MV – Estão estilizando, jogando a mulher pra cima, pros lados, isso não é coco. O coco mesmo não aceita tocar com instrumento percusivo, é só, ou com duas peneiras, dois ganzás ou dois pandeiros e o cantador.

.b – E os seus filhos, o que acham do senhor ser cantador?
MV – Acham bom, Nildo e Genilson (caboclinho) me acompanham nas apresentações.

.b – O senhor tem uma profissão, qual?
MV – Eu comecei no pagode aos três anos, com oito já era profissional, desde 1952. Por muito tempo cantei todos os dias, em feiras, casa de fazendeiro, em tapagem de casa, ganhando um trocadinho aqui, outro ali. Mas isso não é vida. Agora estou de licença por um motivo de saúde (cirurgia de hérnia), mas há 24 anos trabalho no Teatro Deodoro, primeiro como ajudante e depois por causa do meu comportamento fui promovido a vigia.

.b – Qual a diferença do coco para a embolada?
MV – No coco possui o desafio, a embolada não desafia.

.b – De onde o senhor tira inspiração para fazer os versos?
MV – Fazer uma poesia é uma coisa muito forte. É como uma santa tão poderosa que no dia e na hora curta ela desce na gente.
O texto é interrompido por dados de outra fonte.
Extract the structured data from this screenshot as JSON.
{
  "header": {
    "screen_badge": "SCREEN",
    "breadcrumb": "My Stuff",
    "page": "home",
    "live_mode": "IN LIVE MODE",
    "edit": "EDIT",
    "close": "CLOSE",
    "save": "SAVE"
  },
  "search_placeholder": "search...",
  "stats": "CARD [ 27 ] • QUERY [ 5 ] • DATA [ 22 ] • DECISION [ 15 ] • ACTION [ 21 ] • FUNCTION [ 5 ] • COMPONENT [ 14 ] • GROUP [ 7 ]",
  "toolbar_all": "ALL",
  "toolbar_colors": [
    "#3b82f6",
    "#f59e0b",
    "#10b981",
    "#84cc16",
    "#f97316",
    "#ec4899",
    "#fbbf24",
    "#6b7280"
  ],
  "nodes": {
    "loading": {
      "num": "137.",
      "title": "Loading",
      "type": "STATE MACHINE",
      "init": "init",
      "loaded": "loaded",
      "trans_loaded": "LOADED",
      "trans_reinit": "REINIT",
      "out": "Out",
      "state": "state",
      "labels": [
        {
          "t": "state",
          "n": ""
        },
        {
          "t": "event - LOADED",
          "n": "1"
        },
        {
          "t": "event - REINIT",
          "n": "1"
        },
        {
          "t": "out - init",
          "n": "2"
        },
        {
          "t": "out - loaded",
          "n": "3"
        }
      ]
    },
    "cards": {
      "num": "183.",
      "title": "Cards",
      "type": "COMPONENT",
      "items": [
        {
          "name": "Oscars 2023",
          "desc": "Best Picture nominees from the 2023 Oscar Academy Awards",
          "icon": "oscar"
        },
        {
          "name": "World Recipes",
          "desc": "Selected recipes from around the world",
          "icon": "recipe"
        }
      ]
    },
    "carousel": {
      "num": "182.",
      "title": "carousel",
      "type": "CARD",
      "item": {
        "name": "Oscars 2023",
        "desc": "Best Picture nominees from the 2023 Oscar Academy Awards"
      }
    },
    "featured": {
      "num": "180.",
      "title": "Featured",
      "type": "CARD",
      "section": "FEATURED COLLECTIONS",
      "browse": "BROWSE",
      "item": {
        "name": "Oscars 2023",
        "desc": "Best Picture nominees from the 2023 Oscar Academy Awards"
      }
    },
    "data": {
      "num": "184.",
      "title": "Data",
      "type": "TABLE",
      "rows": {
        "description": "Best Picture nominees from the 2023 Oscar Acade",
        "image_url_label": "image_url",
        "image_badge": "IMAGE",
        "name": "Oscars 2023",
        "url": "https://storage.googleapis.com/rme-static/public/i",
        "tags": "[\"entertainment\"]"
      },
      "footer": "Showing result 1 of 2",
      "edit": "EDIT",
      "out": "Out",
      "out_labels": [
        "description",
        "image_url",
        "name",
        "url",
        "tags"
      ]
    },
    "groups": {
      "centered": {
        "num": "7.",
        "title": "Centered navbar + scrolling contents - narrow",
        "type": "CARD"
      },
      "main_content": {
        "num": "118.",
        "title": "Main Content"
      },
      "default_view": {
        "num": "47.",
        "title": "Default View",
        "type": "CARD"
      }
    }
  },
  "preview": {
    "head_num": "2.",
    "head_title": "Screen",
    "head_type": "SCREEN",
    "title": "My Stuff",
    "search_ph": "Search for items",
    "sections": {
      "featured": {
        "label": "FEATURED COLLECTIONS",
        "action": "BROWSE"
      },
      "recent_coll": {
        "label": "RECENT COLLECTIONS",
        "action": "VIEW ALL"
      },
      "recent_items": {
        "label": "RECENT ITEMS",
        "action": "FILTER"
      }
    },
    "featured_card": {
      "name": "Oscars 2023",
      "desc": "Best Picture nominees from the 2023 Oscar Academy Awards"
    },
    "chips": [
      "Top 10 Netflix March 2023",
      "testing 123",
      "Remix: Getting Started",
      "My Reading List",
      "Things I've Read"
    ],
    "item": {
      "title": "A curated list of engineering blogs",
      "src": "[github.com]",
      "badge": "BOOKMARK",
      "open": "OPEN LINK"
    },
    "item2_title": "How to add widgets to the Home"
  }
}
* Foto extraída do site Primeira Edição

2 comentários:

Anônimo | 28 de março de 2010 às 19:28

Sem dúvida , é um ícone da cultura alagoana!

Anônimo | 19 de abril de 2010 às 18:53

Esse dia foi marcante. Primeiro ano de curso. Lembro de todos dançando, a poeira levantou geral no RAV. Obrigada por recordar esse momento, Andinho!